Postado em: 14/05/2020 às 20:38:42

BRASÍLIA - Após a revelação, por determinação judicial, dos resultados dos testes de coronavírus do presidente Jair Bolsonaro, auxiliares do Palácio do Planalto defendem que a “outra bomba”, desta vez envolvendo o ex-ministro da Justiça Sérgio Moro, seja desarmada o quanto antes.

O entendimento é que a divulgação do trecho do vídeo da reunião ministerial alvo de inquérito do Supremo Tribunal Federal (STF) beneficia Bolsonaro na acusação de que tentou interferir no comando da Polícia Federal e pode minimizar o desgaste da imagem do presidente.

A aparente tranquilidade do presidente e confiança de seu auxiliares vêm do fato de que, antes de entregar o vídeo à Justiça, o conteúdo foi minuciosamente estudado pelo Planalto para verificar se em algum trecho o presidente poderia incorrer no crime de responsabilidade.

A conclusão, segundo interlocutores do presidente, é que, apesar dos palavrões e algumas "saias-justas" envolvendo o STF, China e governadores, o trecho alvo de inquérito não é uma prova contundente das acusações de Moro de que foi pressionado para trocar a PF.

Os ministros Jorge Oliveira, da Secretaria-Geral da Presidência, e José Levi, Advogado-Geral da União, foram os encarregados de fazerem a análise do vídeo. A gravação ficou restrita a um grupo de auxiliares de extrema-confiança após o ministro Celso de Mello requisitar a gravação da reunião no dia 5 de maio na íntegra. Até a entrega do vídeo na sexta-feira, dia 8, o conteúdo foi revisto várias vezes.

Bolsonaro tem afirmado enfaticamente que não falou as palavras Polícia Federal nem superintendência em todo o vídeo. Também disse que não se referiu a Moro quando falou em trocar sua segurança pessoal. “Eu não falei o nome dele no vídeo. Não existe a palavra Sergio Moro. Eu cobrei a minha segurança pessoal no Rio de Janeiro. A PF não faz minha segurança pessoal, quem faz é o GSI”, disse o presidente na manhã desta quarta-feira, 13.

Em depoimentos à PF, os ministros Luiz Eduardo Ramos (Secretaria-Geral) e Augusto Heleno (Gabinete de Segurança Institucional) alegaram que a PF foi mencionada quando o presidente cobrou relatórios de inteligência de todos os órgãos do Sistema Brasileiro de Inteligência (Sisbin)

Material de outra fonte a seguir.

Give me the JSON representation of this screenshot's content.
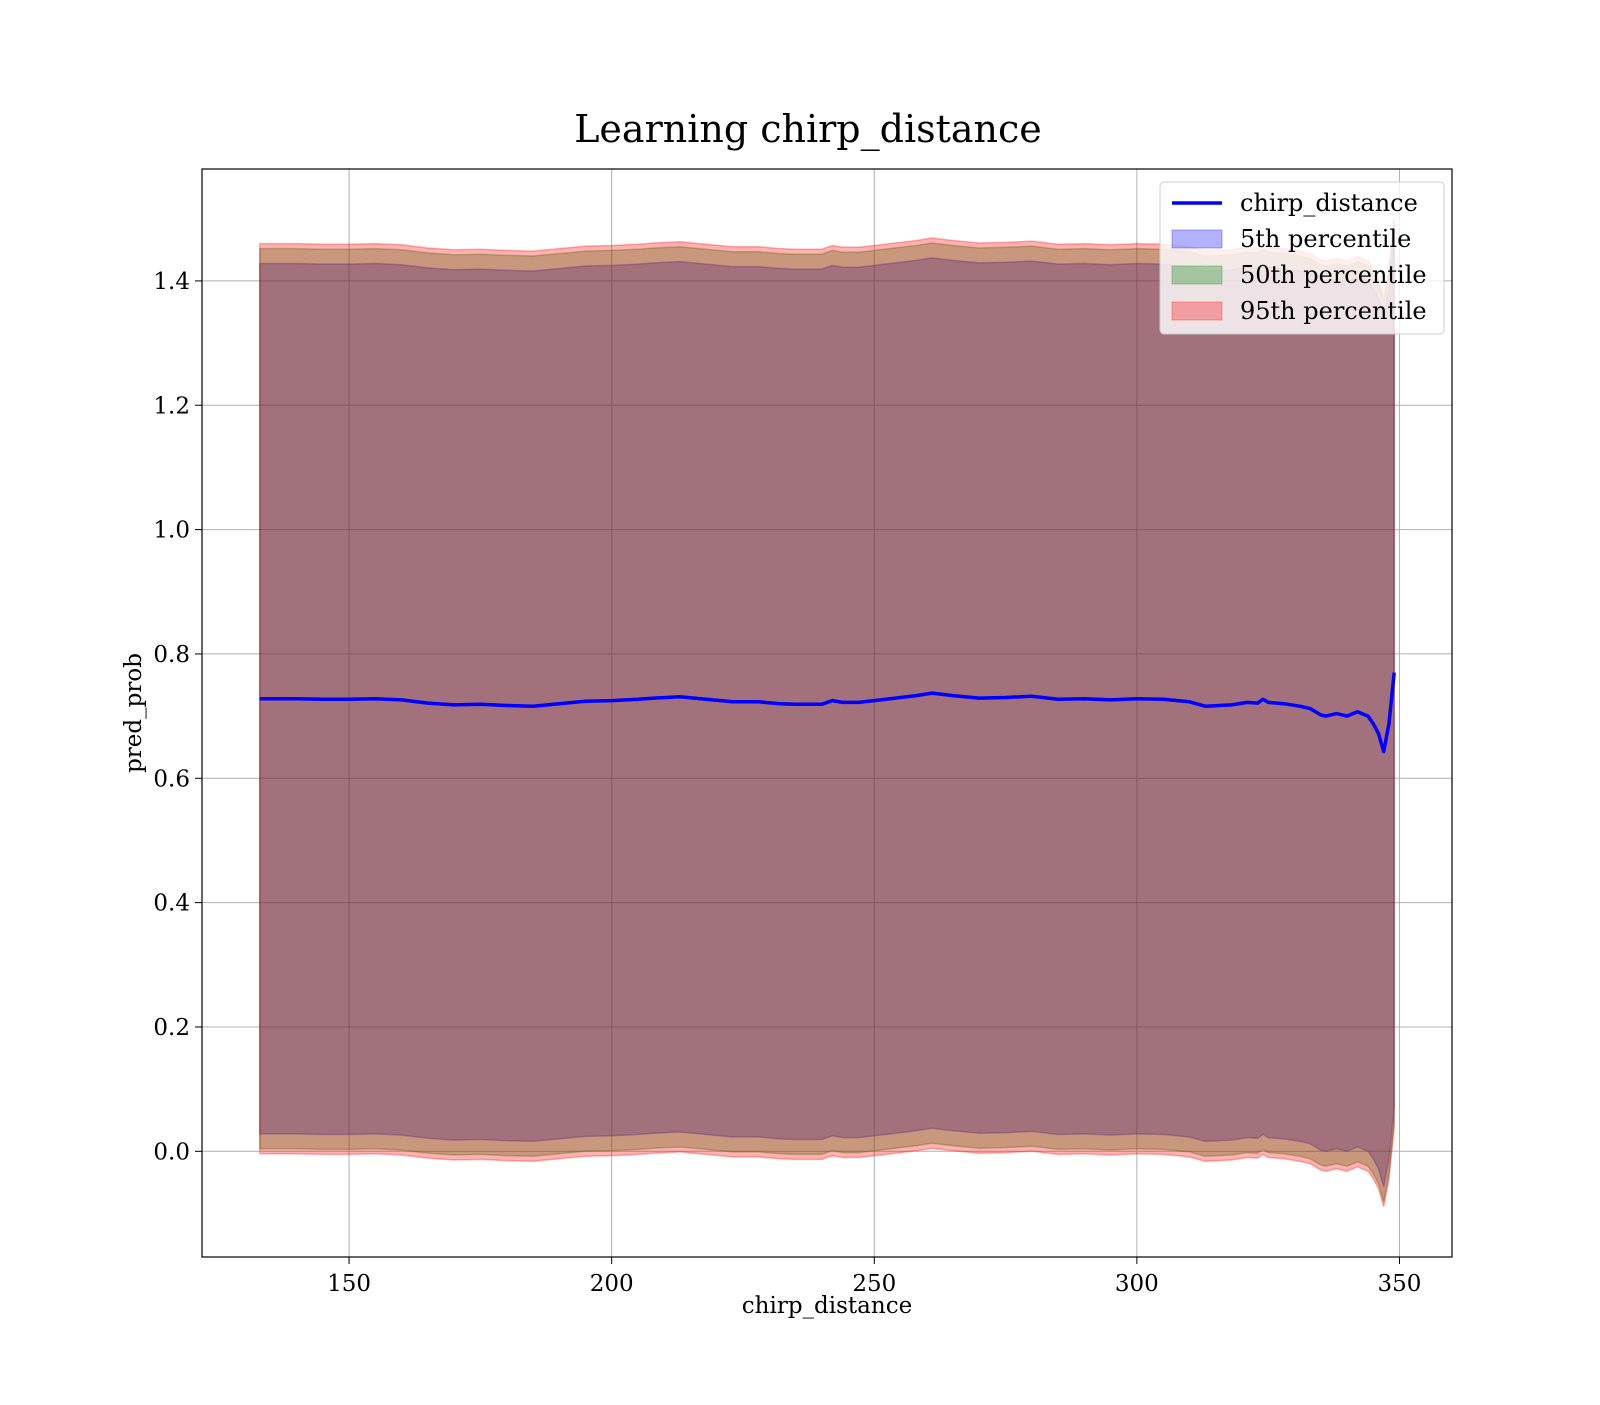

Após a exibição do vídeo na Polícia Federal na terça-feira, o decano do STF deu 48 horas para Moro, o procurador-geral da República, Augusto Aras, e a Advocacia-Geral da União (AGU) se manifestem sobre o levantamento do sigilo – total ou parcial – do vídeo da reunião ministerial de 22 de abril. O prazo vence amanhã.

Nesta quarta-feira, 13, a defesa de Moro pediu ao ministro Celso de Mello, relator de inquérito, que determine a divulgação da íntegra da reunião do dia 22 de abril ou que, ao menos, “seja publicizadas todas as falas do presidente durante tal reunião”. O argumento dos advogados é que, por se tratar de um ato oficial do governo, a divulgação do conteúdo na íntegra caracterizará uma "verdadeira lição cívica".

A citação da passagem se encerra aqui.